Job security and due process for part-time faculty 
AB 1010 (Medina, D-Riverside) 

This bill calls for the establishment of minimum standards for part-time faculty job security. If enacted, it would require all California community colleges without a collectively bargained contract that provides equivalent or stronger job security and due process rights to establish a seniority list for part-time faculty rehire.

Faculty would qualify for the seniority list after six semesters or nine quarters of service evaluated as “satisfactory.” Only after two consecutive semesters or quarters of less-than-satisfactory evaluation would part-time faculty members lose their rehire rights.

About Assemblyman Medina 
Jose Medina is a unique advocate for part-time faculty: Before entering politics and being elected to the state Assembly, he was a part-time instructor at three community colleges in Southern California.

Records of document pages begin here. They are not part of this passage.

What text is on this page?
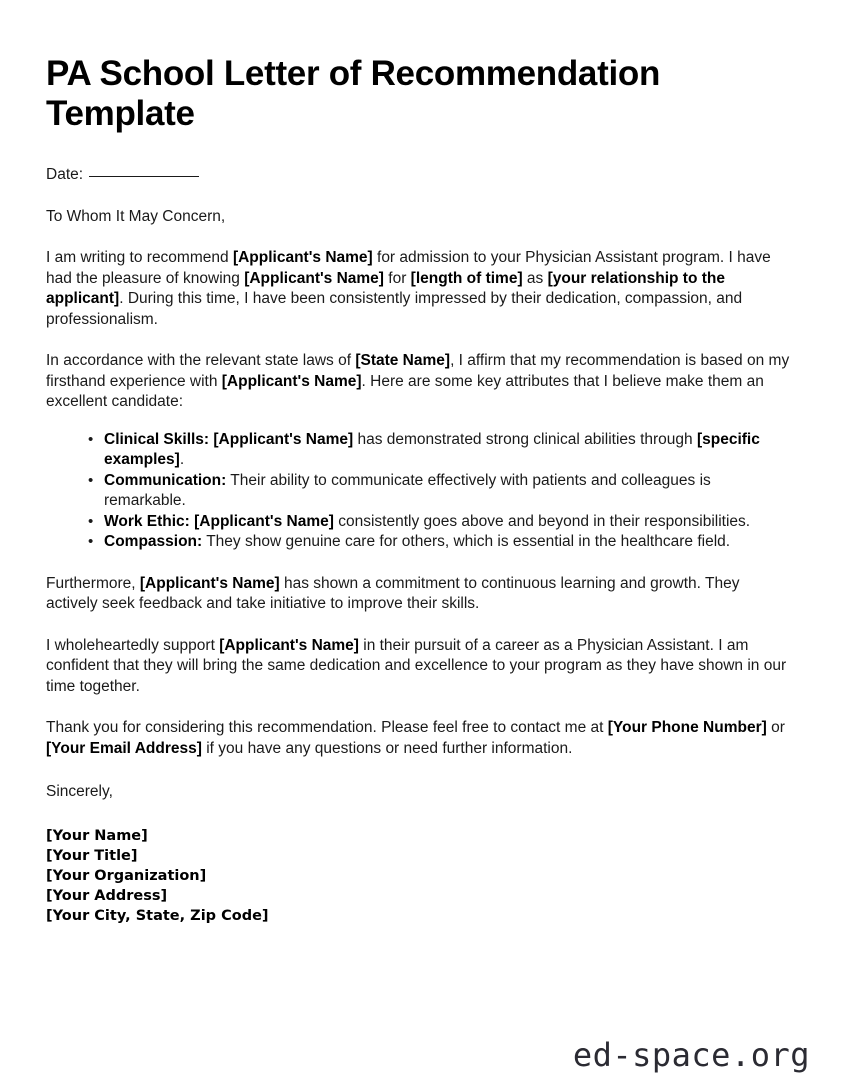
PA School Letter of Recommendation Template
Date:
To Whom It May Concern,

I am writing to recommend [Applicant's Name] for admission to your Physician Assistant program. I have had the pleasure of knowing [Applicant's Name] for [length of time] as [your relationship to the applicant]. During this time, I have been consistently impressed by their dedication, compassion, and professionalism.

In accordance with the relevant state laws of [State Name], I affirm that my recommendation is based on my firsthand experience with [Applicant's Name]. Here are some key attributes that I believe make them an excellent candidate:

• Clinical Skills: [Applicant's Name] has demonstrated strong clinical abilities through [specific examples].
• Communication: Their ability to communicate effectively with patients and colleagues is remarkable.
• Work Ethic: [Applicant's Name] consistently goes above and beyond in their responsibilities.
• Compassion: They show genuine care for others, which is essential in the healthcare field.

Furthermore, [Applicant's Name] has shown a commitment to continuous learning and growth. They actively seek feedback and take initiative to improve their skills.

I wholeheartedly support [Applicant's Name] in their pursuit of a career as a Physician Assistant. I am confident that they will bring the same dedication and excellence to your program as they have shown in our time together.

Thank you for considering this recommendation. Please feel free to contact me at [Your Phone Number] or [Your Email Address] if you have any questions or need further information.

Sincerely,
[Your Name]
[Your Title]
[Your Organization]
[Your Address]
[Your City, State, Zip Code]
ed-space.org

Recently appointed as Chair of the Assembly Committee on Higher Education, Medina reached out to CFT to collaborate on bills that will improve the working conditions of part-time faculty.

Strengthen 75:25 full-time/part-time faculty regulation 
SB 373 (Pan, D-Sacramento)

If signed into law, this bill would put much-needed “teeth” into AB1725, the omnibus community college legislative package passed in 1988 and addressed in subsequent additions to California’s Education Code, especially one well-known section mandating that 75 percent of community college classes be taught by full-time faculty.

This bill would create an incentive for districts to increase the ratio of full-time to part-time faculty and create new full-time positions. It would do this by capping each district’s “maximum allowable number of FTEF [full-time equivalent faculty, a way of measuring course offerings] that may be staffed by part-time temporary faculty and by contract or regular faculty while working on overload assignments” at the level reported during the 2014-15 fiscal year until that district has reached or exceeded the 75 percent threshold.

The California Community College Board of Governors would be charged with tracking each district’s compliance with these regulations and would be authorized to freeze some of the apportionment of any district found to be out of compliance.

In keeping with the bill’s interest in achieving the goals of AB 1725, including increased student access to faculty outside of class meetings, this proposed legislation would also prohibit newly hired tenure-track faculty from performing overload assignments — teaching courses beyond a given district’s definition of “full-time” faculty members’ regular teaching load — during their probationary periods.